3. PT Kresna Reksa Finance belum melakukan penilaian resiko Kondisi: PT KRF hanya melakukan penilaian resiko kredit (credit risk) menggunakan data history kredit macet sebagai dasar melakukan penilaian resiko, Namun penilaian resiko kredit tersebut belum dilakukan secara regular, hanya dilakukan ad-hoc saja. Sebab: PT. KRF belum menyadari pentingnya melakukan kegiatan penilaian resiko lainnya (liquidity risk, market risk, operational risk, strategic risk, IT risk dan compliance risk). Akibat: Dengan hanya melakukan penilaian resiko kredit yang dilakukan secara ad-hoc saja, tentunya perusahaan tidak mendapatkan penilaian resiko-resiko yang mungkin timbul dan tidak dapat menentukan strategi yang tepat untuk mengatasi resiko-resiko yang tidak terdeteksi bagi perusahaan. Rekomendasi: Penulis mengusulkan agar PT KRF dapat melakukan penilaian resiko kredit secara regular, sehingga perusahaan dapat menentukan langkah yang harus dilakukan tepat pada waktunya (in timely manner). Penulis juga mengusulkan agar perusahaan dapat melakukan kegiatan penilaian resiko lainnya (liquidity risk, 74
market risk, operational risk, strategic risk, IT risk dan compliance risk) sehingga dapat dilakukan penilaian resiko secara menyeluruh yang dapat memberikan manfaat bagi perusahaan.

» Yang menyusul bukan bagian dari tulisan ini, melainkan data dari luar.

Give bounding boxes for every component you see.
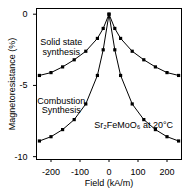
svg-text:0: 0 bbox=[22, 9, 27, 19]
svg-text:200: 200 bbox=[159, 167, 174, 177]
svg-text:Magnetoresistance (%): Magnetoresistance (%) bbox=[7, 38, 17, 131]
svg-text:Field (kA/m): Field (kA/m) bbox=[85, 178, 134, 188]
svg-text:-100: -100 bbox=[71, 167, 89, 177]
svg-text:-200: -200 bbox=[42, 167, 60, 177]
svg-text:-10: -10 bbox=[14, 152, 27, 162]
svg-text:100: 100 bbox=[130, 167, 145, 177]
svg-text:Solid statesynthesis: Solid statesynthesis bbox=[40, 37, 82, 57]
svg-text:0: 0 bbox=[106, 167, 111, 177]
svg-text:Sr₂FeMoO₆ at 20°C: Sr₂FeMoO₆ at 20°C bbox=[94, 120, 173, 130]
svg-text:-5: -5 bbox=[19, 80, 27, 90]
svg-text:CombustionSynthesis: CombustionSynthesis bbox=[37, 96, 85, 116]
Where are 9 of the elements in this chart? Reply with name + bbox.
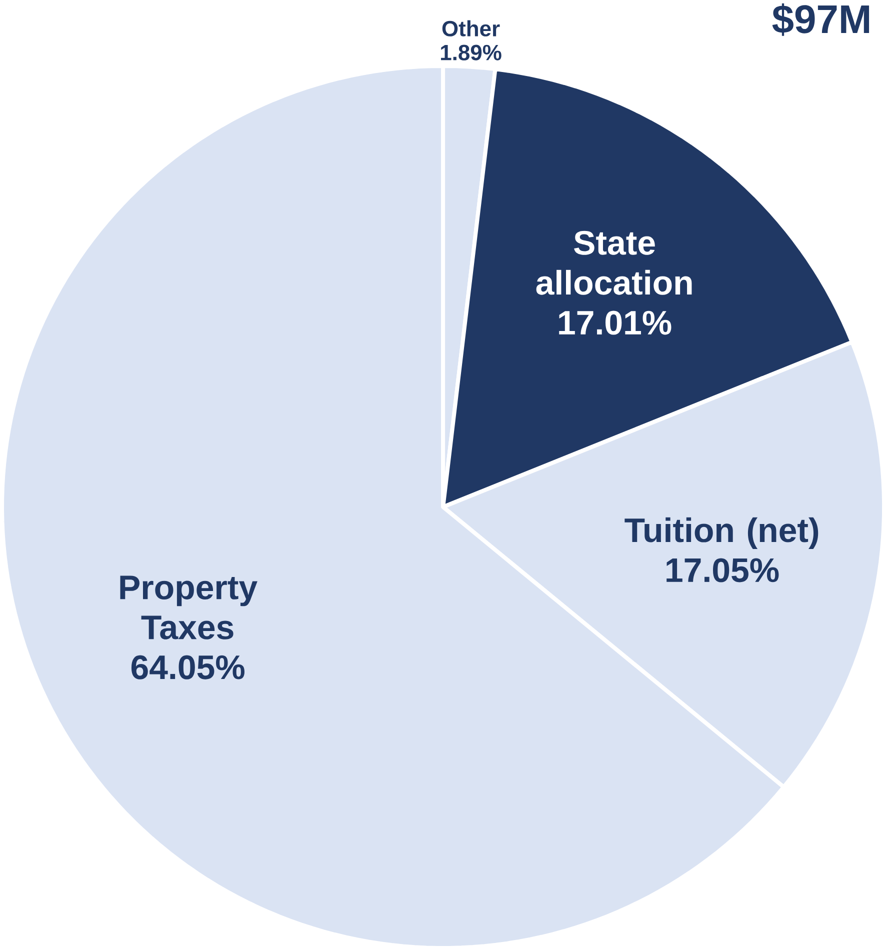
data-label: 64.05%: [131, 655, 244, 680]
chart-title: $97M: [772, 3, 870, 36]
slice-label: Tuition (net): [624, 517, 818, 550]
data-label: 17.05%: [666, 558, 779, 582]
slice-label: State allocation: [536, 230, 692, 295]
data-label: 17.01%: [559, 310, 672, 335]
slice-label: Property Taxes: [120, 576, 258, 640]
data-label: 1.89%: [440, 44, 502, 60]
slice-label: Other: [442, 20, 500, 36]
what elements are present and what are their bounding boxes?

4. Belum terdapat job desk tugas dan wewenang departemen audit yang jelas dalam buku pedoman kerja. Kondisi: KRF telah memiliki struktur organisasi yang membagi masing-masing departemen sesuai dengan fungsi kerjanya. Otorisasi dan tanggung jawab setiap unit departemen dengan jelas disebutkan dalam buku pedoman kerja. Pemisahan tugas (segregation of duties) antara fungsi-fungsi yang kritikal telah diterapkan. Namun, berdasarkan hasil wawancara, penulis menemukan bahwa hanya departemen audit yang tidak memiliki formal job desk yang tertulis. Sebab: Berdasarkan kegiatan operasional yang sedang berjalan, departemen audit selama ini melakukan pengawasan hanya berdasarkan kebijakan-kebijakan perusahaan secara ad-hoc saja, karena belum memiliki formal job desk yang tertulis. Akibat: Dengan pengawasan yang dilakukan oleh fungsi audit pada perusahaan saat ini, tentunya belum berfungsi secara maksimal dalam melakukan pengawasan dan meminimalisasi resiko terjadinya kecurangan yang mungkin timbul dari departemen-departemen yang ada dalam struktur organisasi perusahaan.
75
Rekomendasi: Penulis mengusulkan agar perusahaan membuat job desk untuk departemen audit sehingga tugas dan tanggung jawab departemen audit menjadi jelas. sehingga meminimalisasi resiko terjadinya kecurangan yang dilakukan dalam perusahaan, sebagai contoh pembiayaan fiktif, dan dapat berfungsi dalam mengawasi kinerja kerja pimpinan dan karyawan perusahaan.